She’s a woman.
We are from the same (gentler, slower) part of the country, which is not where we live now.
I’ve seen her off and on since our family had a sailboat accident when my daughter was very young and she got caught under the boat when it capsized (in an air pocket turns out). I was wracked with guilt that I couldn’t get to her and it would have been my fault if she had died.
My therapist thinks “–” is clinical, as she puts it.
She thinks I’m “gifted.”
I know that first assessment sounds right.
I learn something new every time I see her.
Today I was telling her that I feel like I’m getting through this very, very, TOO slowly.
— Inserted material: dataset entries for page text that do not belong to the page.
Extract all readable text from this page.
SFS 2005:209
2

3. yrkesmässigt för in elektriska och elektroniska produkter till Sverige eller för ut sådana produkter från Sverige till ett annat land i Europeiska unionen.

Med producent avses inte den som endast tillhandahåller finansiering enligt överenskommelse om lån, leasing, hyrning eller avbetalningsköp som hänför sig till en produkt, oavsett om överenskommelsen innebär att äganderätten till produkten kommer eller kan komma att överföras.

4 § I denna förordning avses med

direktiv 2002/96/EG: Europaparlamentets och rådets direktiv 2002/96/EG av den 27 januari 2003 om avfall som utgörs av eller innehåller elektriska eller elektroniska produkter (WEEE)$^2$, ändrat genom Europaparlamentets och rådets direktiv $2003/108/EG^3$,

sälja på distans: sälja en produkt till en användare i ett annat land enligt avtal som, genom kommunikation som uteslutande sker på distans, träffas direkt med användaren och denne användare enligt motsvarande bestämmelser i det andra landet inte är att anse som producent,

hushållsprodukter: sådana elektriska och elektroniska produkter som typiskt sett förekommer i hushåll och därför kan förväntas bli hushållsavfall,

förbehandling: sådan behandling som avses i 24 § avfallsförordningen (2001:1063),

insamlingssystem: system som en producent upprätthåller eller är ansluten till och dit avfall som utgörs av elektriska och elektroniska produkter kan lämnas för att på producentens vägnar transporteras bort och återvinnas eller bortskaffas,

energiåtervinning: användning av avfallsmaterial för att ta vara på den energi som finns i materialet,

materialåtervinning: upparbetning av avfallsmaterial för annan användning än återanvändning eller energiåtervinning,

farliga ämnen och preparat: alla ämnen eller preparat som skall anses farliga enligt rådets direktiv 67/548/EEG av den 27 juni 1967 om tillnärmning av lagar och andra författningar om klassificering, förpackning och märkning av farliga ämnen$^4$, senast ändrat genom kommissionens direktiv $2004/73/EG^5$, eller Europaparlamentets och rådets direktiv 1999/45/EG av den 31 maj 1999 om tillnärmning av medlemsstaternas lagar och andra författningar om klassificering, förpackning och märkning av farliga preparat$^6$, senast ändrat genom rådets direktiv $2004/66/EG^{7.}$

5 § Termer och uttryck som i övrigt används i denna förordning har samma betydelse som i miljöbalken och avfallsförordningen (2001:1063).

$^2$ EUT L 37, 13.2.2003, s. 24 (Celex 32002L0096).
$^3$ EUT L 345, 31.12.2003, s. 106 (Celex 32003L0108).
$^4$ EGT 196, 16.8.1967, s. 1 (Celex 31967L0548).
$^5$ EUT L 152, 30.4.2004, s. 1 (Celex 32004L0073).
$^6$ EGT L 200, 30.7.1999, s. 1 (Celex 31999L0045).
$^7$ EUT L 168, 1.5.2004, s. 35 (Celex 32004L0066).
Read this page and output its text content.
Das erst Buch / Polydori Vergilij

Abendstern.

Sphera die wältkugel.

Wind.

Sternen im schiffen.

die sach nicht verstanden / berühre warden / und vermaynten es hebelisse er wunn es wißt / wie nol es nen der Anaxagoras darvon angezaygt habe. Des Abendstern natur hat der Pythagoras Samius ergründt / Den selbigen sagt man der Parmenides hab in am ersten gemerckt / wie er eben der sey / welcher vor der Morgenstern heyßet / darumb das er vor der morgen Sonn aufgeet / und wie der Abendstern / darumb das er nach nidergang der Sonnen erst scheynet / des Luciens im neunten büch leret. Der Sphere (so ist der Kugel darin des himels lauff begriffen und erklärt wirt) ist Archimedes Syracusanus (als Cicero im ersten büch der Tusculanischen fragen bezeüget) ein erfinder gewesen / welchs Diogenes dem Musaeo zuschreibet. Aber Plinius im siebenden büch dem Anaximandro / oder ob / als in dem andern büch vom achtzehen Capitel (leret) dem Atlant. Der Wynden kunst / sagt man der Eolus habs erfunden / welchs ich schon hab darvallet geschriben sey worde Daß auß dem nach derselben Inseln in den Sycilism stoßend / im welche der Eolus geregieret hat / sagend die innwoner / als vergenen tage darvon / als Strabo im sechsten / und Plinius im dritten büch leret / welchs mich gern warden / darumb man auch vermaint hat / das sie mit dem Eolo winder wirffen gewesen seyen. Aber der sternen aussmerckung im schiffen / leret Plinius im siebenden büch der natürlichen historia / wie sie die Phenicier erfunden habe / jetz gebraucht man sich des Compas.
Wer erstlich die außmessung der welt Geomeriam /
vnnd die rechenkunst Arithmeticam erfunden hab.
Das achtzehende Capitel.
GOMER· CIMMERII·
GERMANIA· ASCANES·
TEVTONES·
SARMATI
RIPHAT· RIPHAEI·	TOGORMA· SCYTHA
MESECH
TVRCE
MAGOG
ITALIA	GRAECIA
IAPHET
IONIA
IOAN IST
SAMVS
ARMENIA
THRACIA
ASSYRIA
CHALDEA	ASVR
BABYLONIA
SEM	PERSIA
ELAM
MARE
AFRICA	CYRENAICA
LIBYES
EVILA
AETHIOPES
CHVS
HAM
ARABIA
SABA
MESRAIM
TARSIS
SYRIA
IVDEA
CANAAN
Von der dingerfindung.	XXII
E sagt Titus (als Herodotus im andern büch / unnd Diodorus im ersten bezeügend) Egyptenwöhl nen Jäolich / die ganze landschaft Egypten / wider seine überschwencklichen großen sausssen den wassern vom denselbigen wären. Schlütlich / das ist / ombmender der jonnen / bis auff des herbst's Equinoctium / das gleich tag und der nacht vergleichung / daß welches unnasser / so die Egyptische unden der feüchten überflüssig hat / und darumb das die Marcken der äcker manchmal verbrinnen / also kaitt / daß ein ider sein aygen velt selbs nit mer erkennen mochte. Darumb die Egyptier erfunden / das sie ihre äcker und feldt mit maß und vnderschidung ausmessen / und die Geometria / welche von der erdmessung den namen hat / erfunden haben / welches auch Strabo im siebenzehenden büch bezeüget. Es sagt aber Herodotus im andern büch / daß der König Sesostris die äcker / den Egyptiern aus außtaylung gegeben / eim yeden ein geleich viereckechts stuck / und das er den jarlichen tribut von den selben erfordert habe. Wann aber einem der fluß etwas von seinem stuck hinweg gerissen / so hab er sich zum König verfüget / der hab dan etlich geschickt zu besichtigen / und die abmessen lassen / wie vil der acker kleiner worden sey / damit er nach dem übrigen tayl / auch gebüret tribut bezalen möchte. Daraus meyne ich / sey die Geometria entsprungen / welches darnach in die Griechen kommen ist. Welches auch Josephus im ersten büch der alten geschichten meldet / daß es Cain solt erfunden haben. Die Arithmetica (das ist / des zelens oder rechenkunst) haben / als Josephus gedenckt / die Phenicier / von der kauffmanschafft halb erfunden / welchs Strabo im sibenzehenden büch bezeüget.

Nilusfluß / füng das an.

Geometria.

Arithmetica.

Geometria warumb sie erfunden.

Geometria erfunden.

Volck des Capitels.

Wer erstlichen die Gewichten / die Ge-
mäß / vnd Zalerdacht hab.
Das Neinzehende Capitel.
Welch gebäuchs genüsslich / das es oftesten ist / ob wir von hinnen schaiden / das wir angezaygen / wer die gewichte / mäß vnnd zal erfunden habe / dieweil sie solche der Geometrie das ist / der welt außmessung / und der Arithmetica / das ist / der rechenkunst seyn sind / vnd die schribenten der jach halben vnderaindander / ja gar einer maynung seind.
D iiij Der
People are done asking me how I’m doing, and definitely done hearing about it when I spontaneously share.
She said it’s taking me so long, which isn’t that long, really, because I’m “deep.”
My son had just told me in a text recently that I was deep.
Meaning, I have got to turn over, and thoroughly examine EVERYTHING about it — the obvious, the things that hurt the most, the things only seen in hindsight — etc.
This is my way. Funny, I thought I was just a “bad transition-er” like a kindergarten child who doesn’t want to switch to something new, and then doesn’t want to switch from the new thing, to the next new thing.
No, she said. I’m not that.
Well, I’m buying what she’s selling. That reframing changes everything, from thinking negatively about the way I am to thinking positively about the way I am.
She also said that she would tell me the truth now — that it will likely take someone like me years to turn over all the rocks. Two years ago she told me it would likely take two years — so I could survive the beginning, most likely. I am definitely over some things, but not nearly over ALL the things, and I have to go through them all.